Processes give you operational control (CPU, memory, permissions, isolation, monitoring) that other constructs simple cannot. Decades ago when we had far slower computers, people were doing process-oriented development and forking as if it was okay (CGI, make, git).

Somehow, separate processes came to be avoided like the plague, when in reality, they are probably the smallest resource "waste" in 99% of systems.

1 comments

This is a terrible microbenchmark.

First of all, you're only benchmarking the time it takes for fork(2) to return in the parent subshell, nothing else. The new processes don't exist yet at this point, and certainly hasn't exec'd (which tends to be why you're forking).

Second, you're not measuring the cost at all. The forked children will, at some point, start executing on other CPUs, which includes finishing configuration and running exec, which takes time. The cost is the total cycles it takes before the child is executing the intended code.

Fork is damn expensive, but whether they're too expensive depends on the usecase, and the cost of expanding hardware.

Fork time scales with the virtual memory of the forking process, and you're forking from a fresh subshell that hardly has anything allocated. It's even mentioned in the linked post that their issue stemmed from this (specifically fork lock contention spiking as fork time increased).

(1) The benchmark measured the point of discussion.

(2) Even not using asynchronity (which Go is heralded for), processes take <2ms to start and stop. Not nothing, but certainly something you could do hundreds of times a second.

    $ time seq 1000 | while read; do sleep 0; done

    real        0m1.644s
    user        0m1.065s
    sys         0m0.672s
1. No, the point was that fork(2)+exec(3)/spawning processes is an expensive way to run code, not how long it takes for the parent to be able to do something else.

2. Your new benchmark is better. However, it is still a useless microbenchmark, as it is an unrealistic best-case scenario. Your spawn of sleep is happening within a fresh subshell started by the pipe you made. fork(2) depends on things like VMM size and open file descriptors of the parent process, and your subshell basically has nothing at all. A real application likely holds at least a few gigabytes of virtual memory (more likely tens of gigabytes—note that virtual memory isn't the same as resident memory), which will make fork(2) take much longer, split between parent and child.

I suspect you might be confusing asynchronicity with concurrency or parallelism. Go is heralded for concurrency, sometimes in the form of parallelism, but not asynchronicity. Concurrency does not have any positive effect on execution time or cost. Parallelism can reduce execution time, but does not decrease execution cost, it simply throws more hardware at the problem.

In fact, Go is a worse-than-average language to call fork(2) in, due to it running fork(2) under a global lock. This is mentioned in the linked article. The lock contention caused by fork(2) execution time as memory consumption increased was what made the process unresponsive.

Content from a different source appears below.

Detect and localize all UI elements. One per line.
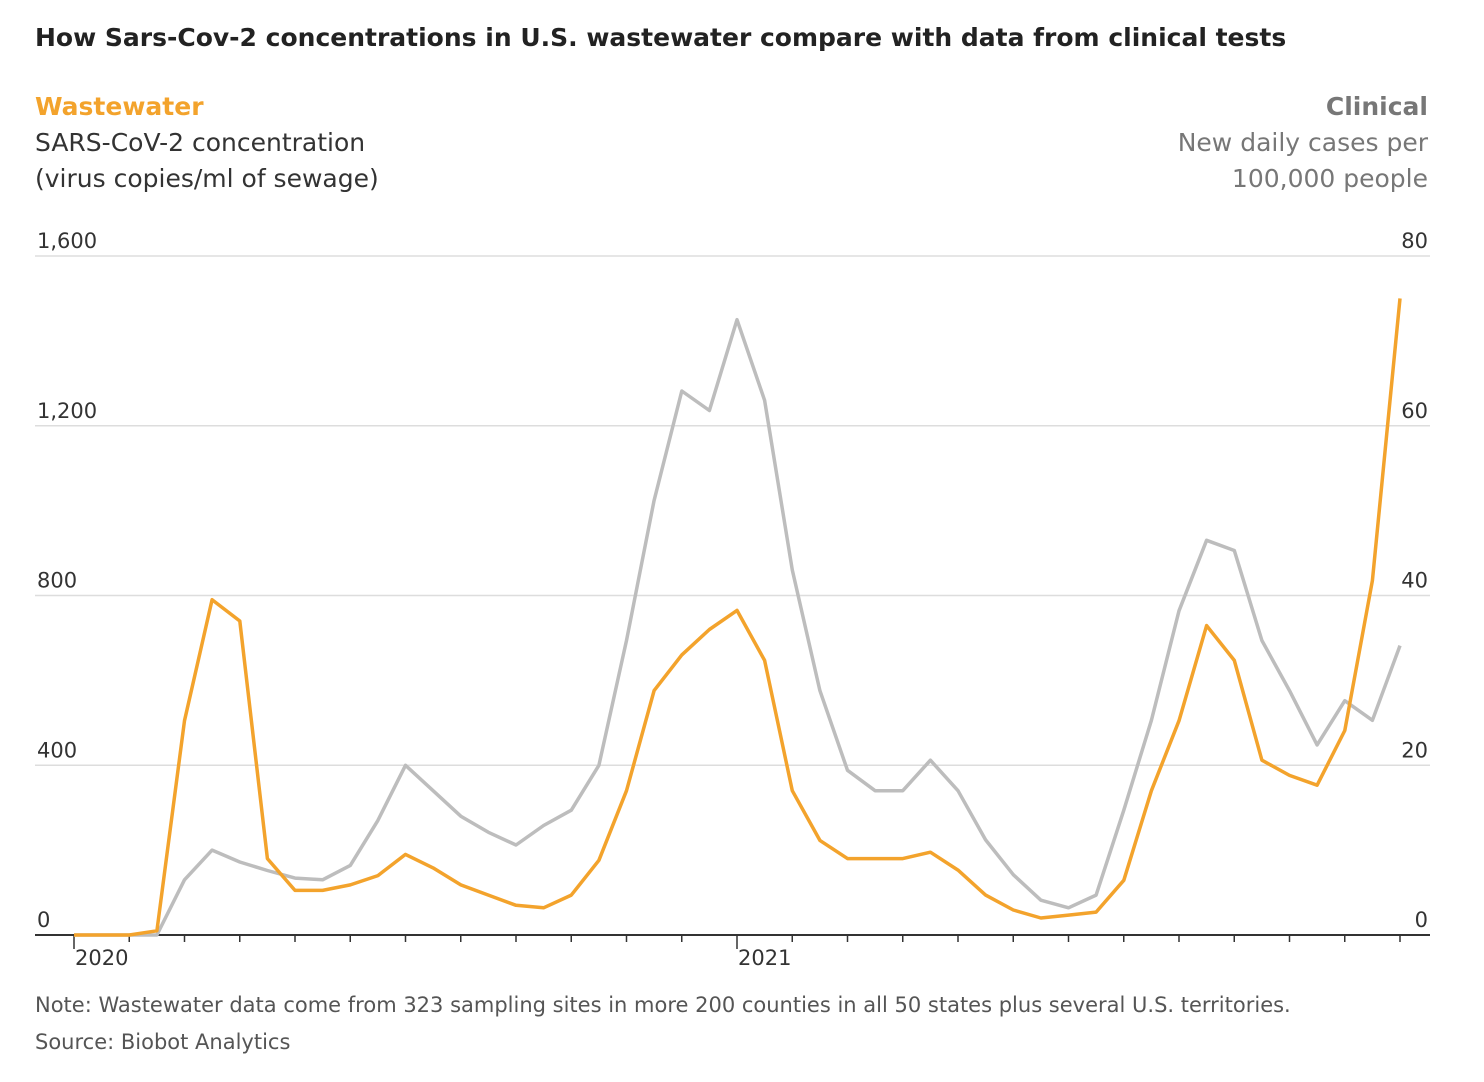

However, as I also said, whether fork is too expensive depends on the use-case.

> Each Gitaly server instance was fork/exec'ing Git processes about 20 times per second

> What's really wrong here is that they're apparently spawning processes like crazy.

Sounds like it depends on the use-case, rather then blanket "two dozen processes per second is clearly absurd".

Definitely. While fork(2) is expensive, a price is useless without also knowing the budget, and how expensive it is depends on the environment.

However, the problem in the posted article was indeed that spawning Git processes 20 times a second in that specific Go application was too much, and the fix was that Go replaced fork(2) with posix_spawn(3).